Characterization in Dual Activation by Oxaliplatin, a Platinum-Based Chemotherapeutic Agent of Hyperpolarization-Activated Cation and Electroporation-Induced Currents.

Oxaliplatin (OXAL) is regarded as a platinum-based anti-neoplastic agent. However, its perturbations on membrane ionic currents in neurons and neuroendocrine or endocrine cells are largely unclear, though peripheral neuropathy has been noted during its long-term administration. In this study, we investigated how the presence of OXAL and other related compounds can interact with two types of inward currents; namely, hyperpolarization-activated cation current (I_h) and membrane electroporation-induced current (I_MEP).

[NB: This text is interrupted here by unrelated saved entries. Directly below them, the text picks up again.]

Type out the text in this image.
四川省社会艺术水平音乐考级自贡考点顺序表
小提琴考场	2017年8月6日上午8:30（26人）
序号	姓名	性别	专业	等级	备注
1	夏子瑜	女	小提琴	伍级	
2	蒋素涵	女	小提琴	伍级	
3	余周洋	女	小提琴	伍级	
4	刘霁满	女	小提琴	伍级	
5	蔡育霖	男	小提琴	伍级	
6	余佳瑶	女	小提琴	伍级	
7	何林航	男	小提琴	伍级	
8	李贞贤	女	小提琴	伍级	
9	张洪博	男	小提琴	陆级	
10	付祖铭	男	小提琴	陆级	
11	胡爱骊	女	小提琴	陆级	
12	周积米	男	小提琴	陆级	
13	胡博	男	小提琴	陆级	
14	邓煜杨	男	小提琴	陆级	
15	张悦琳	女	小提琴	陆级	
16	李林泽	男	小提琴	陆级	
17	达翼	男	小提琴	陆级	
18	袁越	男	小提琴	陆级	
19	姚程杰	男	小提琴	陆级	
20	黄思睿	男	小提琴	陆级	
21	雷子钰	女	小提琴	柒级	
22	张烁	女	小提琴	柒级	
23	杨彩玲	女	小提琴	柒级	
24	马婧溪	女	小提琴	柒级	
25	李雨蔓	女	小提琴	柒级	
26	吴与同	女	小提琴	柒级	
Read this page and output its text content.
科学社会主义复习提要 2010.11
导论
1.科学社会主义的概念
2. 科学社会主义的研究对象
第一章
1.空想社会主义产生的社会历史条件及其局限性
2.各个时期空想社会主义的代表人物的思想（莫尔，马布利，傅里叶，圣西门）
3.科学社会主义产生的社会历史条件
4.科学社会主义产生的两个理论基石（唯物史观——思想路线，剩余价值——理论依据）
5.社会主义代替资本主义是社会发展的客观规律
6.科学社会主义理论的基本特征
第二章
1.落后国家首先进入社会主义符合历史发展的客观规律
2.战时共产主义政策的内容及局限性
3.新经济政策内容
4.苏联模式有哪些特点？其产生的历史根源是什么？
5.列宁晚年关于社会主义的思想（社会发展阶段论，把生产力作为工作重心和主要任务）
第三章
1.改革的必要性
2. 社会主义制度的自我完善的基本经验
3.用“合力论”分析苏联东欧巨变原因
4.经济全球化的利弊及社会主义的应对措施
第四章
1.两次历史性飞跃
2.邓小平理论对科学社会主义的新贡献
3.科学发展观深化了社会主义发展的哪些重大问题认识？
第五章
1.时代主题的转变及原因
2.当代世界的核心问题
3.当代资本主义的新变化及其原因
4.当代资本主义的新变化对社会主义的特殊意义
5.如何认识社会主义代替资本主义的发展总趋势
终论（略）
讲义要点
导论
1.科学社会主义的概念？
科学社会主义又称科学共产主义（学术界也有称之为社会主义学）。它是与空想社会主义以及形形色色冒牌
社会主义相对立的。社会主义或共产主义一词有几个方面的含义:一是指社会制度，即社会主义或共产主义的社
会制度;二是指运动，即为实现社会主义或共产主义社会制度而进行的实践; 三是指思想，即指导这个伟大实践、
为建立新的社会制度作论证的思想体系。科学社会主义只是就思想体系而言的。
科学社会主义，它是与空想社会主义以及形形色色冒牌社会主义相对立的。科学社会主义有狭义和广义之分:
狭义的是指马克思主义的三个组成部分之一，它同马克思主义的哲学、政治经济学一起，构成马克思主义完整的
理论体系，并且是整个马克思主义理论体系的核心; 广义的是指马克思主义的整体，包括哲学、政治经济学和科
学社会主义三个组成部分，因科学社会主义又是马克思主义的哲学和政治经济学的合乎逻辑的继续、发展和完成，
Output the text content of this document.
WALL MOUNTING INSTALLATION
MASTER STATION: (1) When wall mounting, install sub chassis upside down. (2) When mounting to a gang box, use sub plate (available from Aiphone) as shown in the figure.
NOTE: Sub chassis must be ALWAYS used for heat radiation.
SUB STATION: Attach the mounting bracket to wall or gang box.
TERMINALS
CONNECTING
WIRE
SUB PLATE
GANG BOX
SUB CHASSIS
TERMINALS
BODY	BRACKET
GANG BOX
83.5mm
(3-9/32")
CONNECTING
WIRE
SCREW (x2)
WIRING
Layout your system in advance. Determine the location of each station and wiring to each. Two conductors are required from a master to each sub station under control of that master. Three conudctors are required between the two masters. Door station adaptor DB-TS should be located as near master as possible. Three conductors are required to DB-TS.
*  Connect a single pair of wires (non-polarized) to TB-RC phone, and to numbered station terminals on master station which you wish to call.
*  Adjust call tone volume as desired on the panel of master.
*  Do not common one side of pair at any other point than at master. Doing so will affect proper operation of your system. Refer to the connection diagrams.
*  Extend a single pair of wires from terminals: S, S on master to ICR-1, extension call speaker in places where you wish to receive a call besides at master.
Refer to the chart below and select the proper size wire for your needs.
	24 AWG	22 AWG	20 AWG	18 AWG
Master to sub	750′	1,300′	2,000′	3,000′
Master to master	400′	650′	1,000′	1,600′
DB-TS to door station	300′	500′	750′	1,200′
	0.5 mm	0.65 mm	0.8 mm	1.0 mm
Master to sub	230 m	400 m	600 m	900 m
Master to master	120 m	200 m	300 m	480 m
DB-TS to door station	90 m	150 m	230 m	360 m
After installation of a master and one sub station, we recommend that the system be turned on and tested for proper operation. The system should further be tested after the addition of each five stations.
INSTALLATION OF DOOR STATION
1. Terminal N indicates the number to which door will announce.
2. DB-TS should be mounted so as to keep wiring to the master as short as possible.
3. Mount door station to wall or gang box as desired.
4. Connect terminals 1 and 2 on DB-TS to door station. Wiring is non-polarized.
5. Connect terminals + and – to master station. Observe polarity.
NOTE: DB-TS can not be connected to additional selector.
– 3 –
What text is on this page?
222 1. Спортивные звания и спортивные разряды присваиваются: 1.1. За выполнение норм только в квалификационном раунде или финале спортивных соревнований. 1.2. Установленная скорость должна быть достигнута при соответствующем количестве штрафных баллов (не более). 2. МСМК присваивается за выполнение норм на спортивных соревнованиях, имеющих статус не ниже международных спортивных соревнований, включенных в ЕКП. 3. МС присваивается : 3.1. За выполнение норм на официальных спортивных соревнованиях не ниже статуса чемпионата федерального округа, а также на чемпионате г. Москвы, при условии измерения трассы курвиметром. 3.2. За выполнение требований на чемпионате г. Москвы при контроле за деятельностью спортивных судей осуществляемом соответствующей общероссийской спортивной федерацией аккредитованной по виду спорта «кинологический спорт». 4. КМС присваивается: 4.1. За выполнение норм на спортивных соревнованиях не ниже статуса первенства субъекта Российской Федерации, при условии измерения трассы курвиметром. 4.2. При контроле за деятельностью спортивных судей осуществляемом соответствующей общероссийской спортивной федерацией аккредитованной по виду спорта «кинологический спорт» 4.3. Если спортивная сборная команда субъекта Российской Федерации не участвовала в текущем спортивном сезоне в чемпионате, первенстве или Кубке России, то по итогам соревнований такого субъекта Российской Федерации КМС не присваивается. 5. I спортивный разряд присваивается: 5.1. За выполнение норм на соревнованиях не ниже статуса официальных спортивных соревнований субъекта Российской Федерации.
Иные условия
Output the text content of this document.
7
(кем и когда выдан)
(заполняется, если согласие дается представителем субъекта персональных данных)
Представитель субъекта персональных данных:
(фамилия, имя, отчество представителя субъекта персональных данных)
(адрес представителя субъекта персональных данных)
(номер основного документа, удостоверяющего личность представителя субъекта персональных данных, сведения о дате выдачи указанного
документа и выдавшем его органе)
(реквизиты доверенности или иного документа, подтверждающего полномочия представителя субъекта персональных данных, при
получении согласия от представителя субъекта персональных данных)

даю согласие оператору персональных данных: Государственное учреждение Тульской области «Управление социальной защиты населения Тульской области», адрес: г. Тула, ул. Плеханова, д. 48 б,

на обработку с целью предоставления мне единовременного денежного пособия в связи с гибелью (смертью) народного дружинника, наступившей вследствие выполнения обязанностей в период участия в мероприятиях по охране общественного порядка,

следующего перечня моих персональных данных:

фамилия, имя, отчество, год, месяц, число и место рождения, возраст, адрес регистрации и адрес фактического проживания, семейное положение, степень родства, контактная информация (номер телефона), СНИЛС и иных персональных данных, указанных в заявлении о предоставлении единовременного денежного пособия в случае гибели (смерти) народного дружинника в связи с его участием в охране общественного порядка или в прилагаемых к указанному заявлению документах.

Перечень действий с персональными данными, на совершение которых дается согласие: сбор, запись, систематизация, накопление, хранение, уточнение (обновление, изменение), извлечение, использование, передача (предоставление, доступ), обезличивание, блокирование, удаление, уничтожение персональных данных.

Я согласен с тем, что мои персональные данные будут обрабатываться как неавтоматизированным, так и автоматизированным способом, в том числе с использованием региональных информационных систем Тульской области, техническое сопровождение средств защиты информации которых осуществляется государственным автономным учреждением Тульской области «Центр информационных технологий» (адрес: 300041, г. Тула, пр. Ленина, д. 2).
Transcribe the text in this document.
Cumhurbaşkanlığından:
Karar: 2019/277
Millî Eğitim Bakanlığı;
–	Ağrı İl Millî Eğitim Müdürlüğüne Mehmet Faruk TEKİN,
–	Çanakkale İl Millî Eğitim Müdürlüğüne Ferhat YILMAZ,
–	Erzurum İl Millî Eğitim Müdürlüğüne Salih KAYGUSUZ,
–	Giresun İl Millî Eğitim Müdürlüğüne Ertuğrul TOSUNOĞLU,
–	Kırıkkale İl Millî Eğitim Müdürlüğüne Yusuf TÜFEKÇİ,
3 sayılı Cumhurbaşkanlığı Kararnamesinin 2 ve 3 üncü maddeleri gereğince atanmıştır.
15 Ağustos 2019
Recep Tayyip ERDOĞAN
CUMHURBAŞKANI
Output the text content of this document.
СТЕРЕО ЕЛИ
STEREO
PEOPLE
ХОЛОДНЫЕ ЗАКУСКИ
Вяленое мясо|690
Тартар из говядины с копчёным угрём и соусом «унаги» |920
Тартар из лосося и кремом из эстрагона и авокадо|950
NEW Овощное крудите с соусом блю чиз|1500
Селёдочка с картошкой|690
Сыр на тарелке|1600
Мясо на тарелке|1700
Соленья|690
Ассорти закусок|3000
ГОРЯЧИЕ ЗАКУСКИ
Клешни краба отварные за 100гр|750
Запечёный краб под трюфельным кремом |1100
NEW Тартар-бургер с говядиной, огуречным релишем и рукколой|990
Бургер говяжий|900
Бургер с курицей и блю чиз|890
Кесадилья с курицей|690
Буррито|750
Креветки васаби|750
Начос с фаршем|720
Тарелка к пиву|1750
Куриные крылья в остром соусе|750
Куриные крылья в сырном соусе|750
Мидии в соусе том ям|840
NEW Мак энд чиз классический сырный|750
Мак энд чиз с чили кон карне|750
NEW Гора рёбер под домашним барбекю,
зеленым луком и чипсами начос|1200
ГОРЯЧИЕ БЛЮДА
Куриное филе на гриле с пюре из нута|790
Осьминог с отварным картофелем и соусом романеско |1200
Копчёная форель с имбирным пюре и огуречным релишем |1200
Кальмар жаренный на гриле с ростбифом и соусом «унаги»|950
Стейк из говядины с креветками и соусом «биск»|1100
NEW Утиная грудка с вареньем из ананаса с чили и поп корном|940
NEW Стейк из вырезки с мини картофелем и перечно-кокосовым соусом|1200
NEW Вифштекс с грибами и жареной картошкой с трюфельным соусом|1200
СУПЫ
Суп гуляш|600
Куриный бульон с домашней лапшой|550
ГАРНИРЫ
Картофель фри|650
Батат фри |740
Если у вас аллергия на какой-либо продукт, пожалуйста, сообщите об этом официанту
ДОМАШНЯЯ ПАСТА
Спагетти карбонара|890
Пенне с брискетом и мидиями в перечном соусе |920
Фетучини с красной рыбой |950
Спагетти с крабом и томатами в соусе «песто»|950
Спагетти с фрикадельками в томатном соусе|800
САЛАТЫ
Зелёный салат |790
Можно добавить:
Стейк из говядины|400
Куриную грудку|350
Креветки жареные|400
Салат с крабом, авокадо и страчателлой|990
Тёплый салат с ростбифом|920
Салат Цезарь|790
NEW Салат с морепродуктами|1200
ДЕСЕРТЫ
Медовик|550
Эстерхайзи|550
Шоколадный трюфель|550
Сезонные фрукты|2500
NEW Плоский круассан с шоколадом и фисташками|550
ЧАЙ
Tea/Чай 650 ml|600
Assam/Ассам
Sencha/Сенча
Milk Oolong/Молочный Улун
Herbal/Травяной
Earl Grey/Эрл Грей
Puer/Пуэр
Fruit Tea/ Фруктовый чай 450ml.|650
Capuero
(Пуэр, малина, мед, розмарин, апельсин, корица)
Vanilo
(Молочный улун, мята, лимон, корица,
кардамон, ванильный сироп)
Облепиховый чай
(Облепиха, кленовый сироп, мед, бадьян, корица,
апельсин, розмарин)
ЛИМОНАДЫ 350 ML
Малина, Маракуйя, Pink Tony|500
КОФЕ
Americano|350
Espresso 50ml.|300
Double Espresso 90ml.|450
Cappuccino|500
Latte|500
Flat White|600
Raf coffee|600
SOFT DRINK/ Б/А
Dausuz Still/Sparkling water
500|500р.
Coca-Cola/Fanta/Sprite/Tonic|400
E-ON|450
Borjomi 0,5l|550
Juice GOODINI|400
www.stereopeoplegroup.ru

OXAL increased the amplitude or activation rate constant of I_h in a concentration-dependent manner with effective EC₅₀ or K_D values of 3.2 or 6.4 μM, respectively, in pituitary GH₃ cells. The stimulation by this agent of I_h could be attenuated by subsequent addition of ivabradine, protopine, or dexmedetomidine. Cell exposure to OXAL (3 μM) resulted in an approximately 11 mV rightward shift in I_h activation along the voltage axis with minimal changes in the gating charge of the curve. The exposure to OXAL also effected an elevation in area of the voltage-dependent hysteresis elicited by long-lasting triangular ramp. Additionally, its application resulted in an increase in the amplitude of I_MEP elicited by large hyperpolarization in GH₃ cells with an EC₅₀ value of 1.3 μM. However, in the continued presence of OXAL, further addition of ivabradine, protopine, or dexmedetomidine always resulted in failure to attenuate the OXAL-induced increase of I_MEP amplitude effectively. Averaged current-voltage relation of membrane electroporation-induced current (I_MEP) was altered in the presence of OXAL. In pituitary R1220 cells, OXAL-stimulated I_h remained effective. In Rolf B1.T olfactory sensory neurons, this agent was also observed to increase I_MEP in a concentration-dependent manner. In light of the findings from this study, OXAL-mediated increases of I_h and I_MEP may coincide and then synergistically act to increase the amplitude of inward currents, raising the membrane excitability of electrically excitable cells, if similar in vivo findings occur.